With a texture similar to yogurt, this meaty sauce can be the topic of many heated debates. You either love it or you hate it. Those who hate it tend to have consistency, flavor and texture issues. It's hard to deny that a gravy is easy to mess up, but it is an easy pass at the dinner table.
Eggnog is probably the most over-hyped holiday item ever. Everybody seems to love the stuff and serve it at every holiday party, but it is easily the grossest festive drink from all of the holidays. It is always over spiced and has a weird aftertaste. 0/10. I will not be partaking.
Green Bean Casserole
While I personally love green bean casserole, many people question why green beans and cream of mushroom soup were ever put together. For those that hate mushrooms, this is a nightmare of a dish, and if you aren't down for fried onions than this is not your cup of tea. One might say it's not how you casa-roll.

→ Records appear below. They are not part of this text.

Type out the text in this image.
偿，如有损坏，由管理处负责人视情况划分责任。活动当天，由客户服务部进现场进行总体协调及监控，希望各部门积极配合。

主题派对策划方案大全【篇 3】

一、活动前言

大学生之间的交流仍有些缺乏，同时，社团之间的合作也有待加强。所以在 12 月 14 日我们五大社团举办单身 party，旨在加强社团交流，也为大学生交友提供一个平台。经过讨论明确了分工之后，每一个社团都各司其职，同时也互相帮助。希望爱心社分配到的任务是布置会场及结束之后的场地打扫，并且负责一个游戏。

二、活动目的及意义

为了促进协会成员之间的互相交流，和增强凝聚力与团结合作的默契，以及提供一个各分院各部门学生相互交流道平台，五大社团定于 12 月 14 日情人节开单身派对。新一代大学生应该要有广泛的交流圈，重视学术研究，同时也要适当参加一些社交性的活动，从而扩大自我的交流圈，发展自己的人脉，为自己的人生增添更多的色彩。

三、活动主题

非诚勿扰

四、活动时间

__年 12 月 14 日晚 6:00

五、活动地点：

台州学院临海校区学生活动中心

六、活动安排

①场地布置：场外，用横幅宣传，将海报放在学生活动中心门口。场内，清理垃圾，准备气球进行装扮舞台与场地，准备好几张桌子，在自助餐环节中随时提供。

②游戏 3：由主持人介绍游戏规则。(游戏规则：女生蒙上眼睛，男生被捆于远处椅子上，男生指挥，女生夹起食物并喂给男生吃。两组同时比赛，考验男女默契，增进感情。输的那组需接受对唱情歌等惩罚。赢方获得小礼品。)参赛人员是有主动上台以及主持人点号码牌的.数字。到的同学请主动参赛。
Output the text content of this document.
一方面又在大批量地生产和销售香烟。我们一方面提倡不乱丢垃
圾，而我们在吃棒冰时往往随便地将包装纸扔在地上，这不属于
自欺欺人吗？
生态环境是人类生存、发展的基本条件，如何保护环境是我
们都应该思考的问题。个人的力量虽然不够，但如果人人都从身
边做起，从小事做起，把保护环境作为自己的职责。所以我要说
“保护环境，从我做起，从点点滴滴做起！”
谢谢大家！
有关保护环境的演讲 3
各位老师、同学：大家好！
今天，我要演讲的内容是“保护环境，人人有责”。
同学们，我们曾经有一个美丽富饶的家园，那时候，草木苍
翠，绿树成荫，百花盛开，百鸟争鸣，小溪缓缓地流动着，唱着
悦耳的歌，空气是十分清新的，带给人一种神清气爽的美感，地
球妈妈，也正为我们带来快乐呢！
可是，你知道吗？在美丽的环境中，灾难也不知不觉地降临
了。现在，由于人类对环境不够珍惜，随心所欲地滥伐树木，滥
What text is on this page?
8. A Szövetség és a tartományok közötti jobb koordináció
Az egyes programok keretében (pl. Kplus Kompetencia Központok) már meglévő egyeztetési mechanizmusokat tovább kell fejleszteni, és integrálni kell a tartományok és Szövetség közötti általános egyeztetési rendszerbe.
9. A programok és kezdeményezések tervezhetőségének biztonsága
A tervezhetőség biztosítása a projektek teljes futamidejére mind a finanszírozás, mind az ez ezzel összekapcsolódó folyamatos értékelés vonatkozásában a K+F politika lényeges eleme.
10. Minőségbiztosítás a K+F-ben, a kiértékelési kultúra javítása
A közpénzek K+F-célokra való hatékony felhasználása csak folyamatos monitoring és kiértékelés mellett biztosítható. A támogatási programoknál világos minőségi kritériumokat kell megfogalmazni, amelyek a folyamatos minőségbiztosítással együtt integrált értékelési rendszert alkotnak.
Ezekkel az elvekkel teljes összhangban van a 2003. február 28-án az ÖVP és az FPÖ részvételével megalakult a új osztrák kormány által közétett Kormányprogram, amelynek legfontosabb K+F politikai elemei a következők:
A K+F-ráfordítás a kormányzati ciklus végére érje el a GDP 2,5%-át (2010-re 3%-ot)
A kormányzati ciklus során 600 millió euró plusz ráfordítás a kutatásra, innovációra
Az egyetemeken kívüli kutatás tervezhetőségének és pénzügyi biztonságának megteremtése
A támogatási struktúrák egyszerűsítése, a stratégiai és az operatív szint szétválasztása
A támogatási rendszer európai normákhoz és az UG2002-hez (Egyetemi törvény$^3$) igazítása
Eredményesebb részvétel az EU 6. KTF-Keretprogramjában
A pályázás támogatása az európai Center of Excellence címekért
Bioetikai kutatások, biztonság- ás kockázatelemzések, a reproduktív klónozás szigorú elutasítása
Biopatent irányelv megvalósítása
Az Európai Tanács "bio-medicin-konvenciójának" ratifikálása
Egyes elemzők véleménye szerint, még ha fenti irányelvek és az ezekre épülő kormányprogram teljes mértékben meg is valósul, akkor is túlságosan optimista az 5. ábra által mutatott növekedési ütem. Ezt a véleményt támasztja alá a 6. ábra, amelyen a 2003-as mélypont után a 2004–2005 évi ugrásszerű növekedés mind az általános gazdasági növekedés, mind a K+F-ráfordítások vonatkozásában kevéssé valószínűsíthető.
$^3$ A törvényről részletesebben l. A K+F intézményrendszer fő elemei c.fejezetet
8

Yams are probably the most boring of all holiday vegetables. You can mash them, roast them, or put them in a casserole, but they always turn out unexciting. Even with mini marshmallows, it is really hard for yams to redeem themselves.
Rhubarb is just a tarter, redder, celery; and celery is the most useless vegetable of them all. Rhubarb tastes so much like an acidic earthy vegetable that it is hard to fathom how people eat it, let alone bake it into a pie.
Ribbon candy is a classic. We have all had it before, hard candy ribbons that shatter in your mouth when you eat it. Fun, right? Wrong. They are almost completely tasteless and the texture is painful and hard to get out of your teeth. Ribbon candy is solely for the aesthetic but not taste or texture at all.
Jell-O salad is possibly one of the most confusing desserts ever. It is in no way a salad, but literally just a mold of Jell-O. The classic Christmas Jell-O has three colors and flavors: red, white, and green. This may look appealing to the eye, but it tastes disgusting.